All despite delicate global and domestic economic conditions. Treasury expects global growth to remain flat over the forward estimates at just above 3% due to high inflation, macroeconomic policies, geopolitical tensions, and challenges in large economies such as China. In Australia, a blend of moderating but persistently high inflation, rising interest rates and the impact of global uncertainty have contributed to slower-than-expected growth in the last 12 months, with real GDP projected to grow 1¾ per cent total in 2023-24. Gross debt is projected to peak at 35.2 per cent of GDP in 2026-27, 9.7 percentage points lower than was forecast in the 2022 Pre-Election Economic and Fiscal Outlook.
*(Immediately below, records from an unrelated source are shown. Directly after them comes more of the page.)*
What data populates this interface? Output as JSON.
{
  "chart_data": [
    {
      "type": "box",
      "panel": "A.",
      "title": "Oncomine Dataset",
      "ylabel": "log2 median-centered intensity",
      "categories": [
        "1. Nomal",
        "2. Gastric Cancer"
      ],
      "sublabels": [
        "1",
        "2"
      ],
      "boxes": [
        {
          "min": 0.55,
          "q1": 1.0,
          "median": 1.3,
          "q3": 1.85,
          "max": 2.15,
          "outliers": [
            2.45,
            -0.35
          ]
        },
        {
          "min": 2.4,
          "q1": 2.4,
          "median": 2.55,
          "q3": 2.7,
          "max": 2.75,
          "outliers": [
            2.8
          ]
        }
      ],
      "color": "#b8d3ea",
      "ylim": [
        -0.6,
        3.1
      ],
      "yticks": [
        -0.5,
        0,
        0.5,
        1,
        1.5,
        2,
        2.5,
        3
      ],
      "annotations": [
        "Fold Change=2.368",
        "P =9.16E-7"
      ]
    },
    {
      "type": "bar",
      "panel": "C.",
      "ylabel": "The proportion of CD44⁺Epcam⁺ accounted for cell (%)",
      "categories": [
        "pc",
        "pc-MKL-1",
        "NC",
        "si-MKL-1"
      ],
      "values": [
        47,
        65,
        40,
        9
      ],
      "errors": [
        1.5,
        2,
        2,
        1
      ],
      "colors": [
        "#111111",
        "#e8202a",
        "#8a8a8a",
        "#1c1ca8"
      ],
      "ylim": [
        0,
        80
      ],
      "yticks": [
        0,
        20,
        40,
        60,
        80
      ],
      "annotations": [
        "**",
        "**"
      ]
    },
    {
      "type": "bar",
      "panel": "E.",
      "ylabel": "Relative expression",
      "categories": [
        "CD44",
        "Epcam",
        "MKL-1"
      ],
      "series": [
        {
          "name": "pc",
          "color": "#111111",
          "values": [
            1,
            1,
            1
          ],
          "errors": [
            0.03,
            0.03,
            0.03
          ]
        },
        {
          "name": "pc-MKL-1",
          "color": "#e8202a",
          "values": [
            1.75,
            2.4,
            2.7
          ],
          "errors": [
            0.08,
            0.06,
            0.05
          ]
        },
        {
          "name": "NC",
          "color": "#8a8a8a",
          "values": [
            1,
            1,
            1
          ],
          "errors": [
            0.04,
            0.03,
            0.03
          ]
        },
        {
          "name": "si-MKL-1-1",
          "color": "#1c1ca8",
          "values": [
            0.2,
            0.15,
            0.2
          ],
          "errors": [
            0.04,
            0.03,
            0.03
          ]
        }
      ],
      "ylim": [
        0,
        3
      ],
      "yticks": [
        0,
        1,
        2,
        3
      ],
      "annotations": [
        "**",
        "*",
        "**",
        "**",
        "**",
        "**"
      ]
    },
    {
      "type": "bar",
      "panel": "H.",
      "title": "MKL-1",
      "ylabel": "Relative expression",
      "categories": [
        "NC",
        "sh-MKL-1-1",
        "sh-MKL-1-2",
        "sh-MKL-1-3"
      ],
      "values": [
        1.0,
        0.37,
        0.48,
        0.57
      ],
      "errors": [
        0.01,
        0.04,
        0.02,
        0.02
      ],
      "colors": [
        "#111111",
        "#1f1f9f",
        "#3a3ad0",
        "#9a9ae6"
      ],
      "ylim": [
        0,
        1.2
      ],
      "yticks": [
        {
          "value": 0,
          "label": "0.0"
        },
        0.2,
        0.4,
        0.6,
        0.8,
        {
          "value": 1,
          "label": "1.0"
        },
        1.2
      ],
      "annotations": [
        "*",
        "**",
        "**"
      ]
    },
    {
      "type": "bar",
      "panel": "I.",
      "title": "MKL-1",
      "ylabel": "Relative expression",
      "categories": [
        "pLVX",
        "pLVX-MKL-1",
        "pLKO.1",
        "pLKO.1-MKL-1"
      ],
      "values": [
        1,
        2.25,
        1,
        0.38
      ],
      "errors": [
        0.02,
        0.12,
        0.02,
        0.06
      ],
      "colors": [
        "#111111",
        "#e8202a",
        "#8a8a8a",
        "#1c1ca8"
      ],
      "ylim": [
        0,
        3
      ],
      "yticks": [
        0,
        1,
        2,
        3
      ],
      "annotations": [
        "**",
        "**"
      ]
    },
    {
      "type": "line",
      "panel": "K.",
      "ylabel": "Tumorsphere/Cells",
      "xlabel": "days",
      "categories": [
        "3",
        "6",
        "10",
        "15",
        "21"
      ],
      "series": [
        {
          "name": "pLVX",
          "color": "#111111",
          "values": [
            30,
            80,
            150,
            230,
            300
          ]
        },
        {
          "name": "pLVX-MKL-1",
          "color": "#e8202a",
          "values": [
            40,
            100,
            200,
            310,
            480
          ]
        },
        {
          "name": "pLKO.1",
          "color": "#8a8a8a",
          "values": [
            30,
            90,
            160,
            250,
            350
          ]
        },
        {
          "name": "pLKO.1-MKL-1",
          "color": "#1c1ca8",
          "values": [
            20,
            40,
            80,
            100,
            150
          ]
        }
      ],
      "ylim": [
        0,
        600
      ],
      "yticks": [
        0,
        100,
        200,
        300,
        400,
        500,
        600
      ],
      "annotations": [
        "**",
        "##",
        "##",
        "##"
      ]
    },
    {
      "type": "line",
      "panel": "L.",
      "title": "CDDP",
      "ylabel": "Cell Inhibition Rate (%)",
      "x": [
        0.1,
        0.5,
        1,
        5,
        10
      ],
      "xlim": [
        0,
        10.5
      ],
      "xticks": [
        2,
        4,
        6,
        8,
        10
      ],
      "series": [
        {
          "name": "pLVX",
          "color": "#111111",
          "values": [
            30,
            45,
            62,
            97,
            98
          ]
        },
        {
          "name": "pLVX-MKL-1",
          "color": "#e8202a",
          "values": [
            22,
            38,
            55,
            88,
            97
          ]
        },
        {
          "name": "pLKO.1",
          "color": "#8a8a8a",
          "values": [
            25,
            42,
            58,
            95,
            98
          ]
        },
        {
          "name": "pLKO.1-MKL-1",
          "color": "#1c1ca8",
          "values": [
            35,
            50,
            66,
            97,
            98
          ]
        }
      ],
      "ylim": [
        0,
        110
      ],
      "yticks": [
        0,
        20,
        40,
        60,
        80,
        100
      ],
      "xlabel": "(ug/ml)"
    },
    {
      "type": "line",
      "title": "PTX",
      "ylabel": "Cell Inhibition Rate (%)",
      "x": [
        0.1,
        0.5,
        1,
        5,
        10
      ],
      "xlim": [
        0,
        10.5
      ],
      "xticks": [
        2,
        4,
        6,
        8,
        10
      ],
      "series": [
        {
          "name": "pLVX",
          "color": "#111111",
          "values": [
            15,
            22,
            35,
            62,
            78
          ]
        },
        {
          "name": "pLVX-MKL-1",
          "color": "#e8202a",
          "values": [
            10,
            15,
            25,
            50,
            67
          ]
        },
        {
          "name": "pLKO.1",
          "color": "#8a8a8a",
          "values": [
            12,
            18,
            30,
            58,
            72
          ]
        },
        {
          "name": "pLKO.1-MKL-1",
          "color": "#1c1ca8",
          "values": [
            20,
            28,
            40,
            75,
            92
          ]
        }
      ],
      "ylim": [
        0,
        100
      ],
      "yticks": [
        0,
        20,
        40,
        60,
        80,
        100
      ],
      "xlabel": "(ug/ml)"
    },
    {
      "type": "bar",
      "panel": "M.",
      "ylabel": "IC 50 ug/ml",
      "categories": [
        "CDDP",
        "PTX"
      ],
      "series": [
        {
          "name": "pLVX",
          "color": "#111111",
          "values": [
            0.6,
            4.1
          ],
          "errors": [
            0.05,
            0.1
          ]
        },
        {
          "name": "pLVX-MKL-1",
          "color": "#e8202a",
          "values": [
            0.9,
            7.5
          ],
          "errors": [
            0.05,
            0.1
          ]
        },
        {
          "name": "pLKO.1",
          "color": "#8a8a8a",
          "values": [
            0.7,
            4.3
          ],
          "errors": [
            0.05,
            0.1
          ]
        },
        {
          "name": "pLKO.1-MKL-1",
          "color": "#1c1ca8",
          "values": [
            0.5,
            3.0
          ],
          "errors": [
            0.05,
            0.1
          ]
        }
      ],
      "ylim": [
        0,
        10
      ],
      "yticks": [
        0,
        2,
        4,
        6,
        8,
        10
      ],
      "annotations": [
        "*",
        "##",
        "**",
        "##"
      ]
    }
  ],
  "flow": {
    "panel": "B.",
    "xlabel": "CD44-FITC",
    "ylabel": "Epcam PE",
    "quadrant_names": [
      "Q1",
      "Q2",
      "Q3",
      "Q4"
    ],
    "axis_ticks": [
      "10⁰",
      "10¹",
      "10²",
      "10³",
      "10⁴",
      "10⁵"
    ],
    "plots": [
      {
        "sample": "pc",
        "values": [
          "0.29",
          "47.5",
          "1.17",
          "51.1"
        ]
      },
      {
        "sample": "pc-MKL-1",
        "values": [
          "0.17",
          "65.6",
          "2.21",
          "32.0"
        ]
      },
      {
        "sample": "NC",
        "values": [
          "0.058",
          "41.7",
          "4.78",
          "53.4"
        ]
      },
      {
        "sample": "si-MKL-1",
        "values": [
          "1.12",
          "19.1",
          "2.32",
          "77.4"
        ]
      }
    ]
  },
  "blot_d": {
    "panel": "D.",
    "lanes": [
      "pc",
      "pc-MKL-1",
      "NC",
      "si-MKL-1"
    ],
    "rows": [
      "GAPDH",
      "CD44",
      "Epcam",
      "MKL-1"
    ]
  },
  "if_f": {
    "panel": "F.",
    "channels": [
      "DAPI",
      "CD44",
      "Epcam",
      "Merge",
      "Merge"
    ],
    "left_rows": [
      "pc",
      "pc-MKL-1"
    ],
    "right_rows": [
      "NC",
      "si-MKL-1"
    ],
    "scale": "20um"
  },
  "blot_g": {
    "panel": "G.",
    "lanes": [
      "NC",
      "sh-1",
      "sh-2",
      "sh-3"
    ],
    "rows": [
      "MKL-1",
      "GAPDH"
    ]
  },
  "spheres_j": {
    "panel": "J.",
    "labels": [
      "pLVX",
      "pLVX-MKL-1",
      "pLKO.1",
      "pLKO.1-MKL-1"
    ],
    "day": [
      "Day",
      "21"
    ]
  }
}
It would however remain subdued over the period immediately ahead, projected to grow by 2 per cent in 2024-25 and 2¼ per cent in 2025-26, and 2½ per cent in 2026-27.
Faster than-expected inflation moderation has beaten projections at MYEFO, according to Treasury, with headline inflation likely to return to the target band by the end of 2024 (calendar year), and earlier than previously expected. A robust labour market and historically low unemployment rate plus record high employment participation and growth rates have measured higher than most other major advanced economies, yet the market is expected to soften over 2024-25. The unemployment rate is likely to see a marginal rise (just over 4 per cent) but remain below pre-pandemic levels.
Overall, since May 2022 when the Labor Government took over from the Coalition, highlights associated with responsible fiscal management according to the Treasurer include:
- Improved cumulative underlying cash balance by an estimated $215 billion, reducing cumulative deficits by around two-thirds over the six years to 2027-28,
- Returned 82 per cent of tax upgrades to the Budget over the forward estimates, including 96 per cent in this Budget (2023-24),
- Found $77.4 billion in savings and re-prioritisations,
- Limited real spending to an estimated average of 1.4 per cent until 2027-28, compared to the 30-year average of 3.2 per cent and the 4.1 per cent average,
- Lowered the projected peak in gross debt as a share of GDP from 44.9 per cent of GDP to 35.2 per cent of GDP (lowering the peak by almost 10 percentage points of GDP),
- Side-stepped approx. $80 billion in interest payments over the medium-term due to the improvements to the Budget position.
Inflation remains the primary challenge of the Budget in the near-term, but the Government has managed to pull off cost-of-living respite and fund-measured investments to prop up some medium to long-term economic growth without adding to the inflationary pressures. Various measures such as tax cuts, cheaper medicines, the backdated student debt waiver, rent assistance, energy bill relief, new housing and infrastructure spending, the Future Made in Australia and Care Economy packages, and more are going to help the Budget achieve this over the forward estimates and beyond.
The Government expects that higher wages, projected moderation in inflation, ongoing employment growth and the Government's cost-of-living tax cuts would support real household disposable incomes and a recovery in household consumption.
Next financial year however the Treasurer expects a deficit of $28.3 billion (1 per cent of GDP), driven mainly by the Government's cost-of-living relief measures and addressing 'unavoidable spending including terminating health funding and frontline services'. Treasury expects that the underlying cash balance over the six years to 2027-28 however would be stronger in every year compared to PEFO and improve by a cumulative $214.7 billion.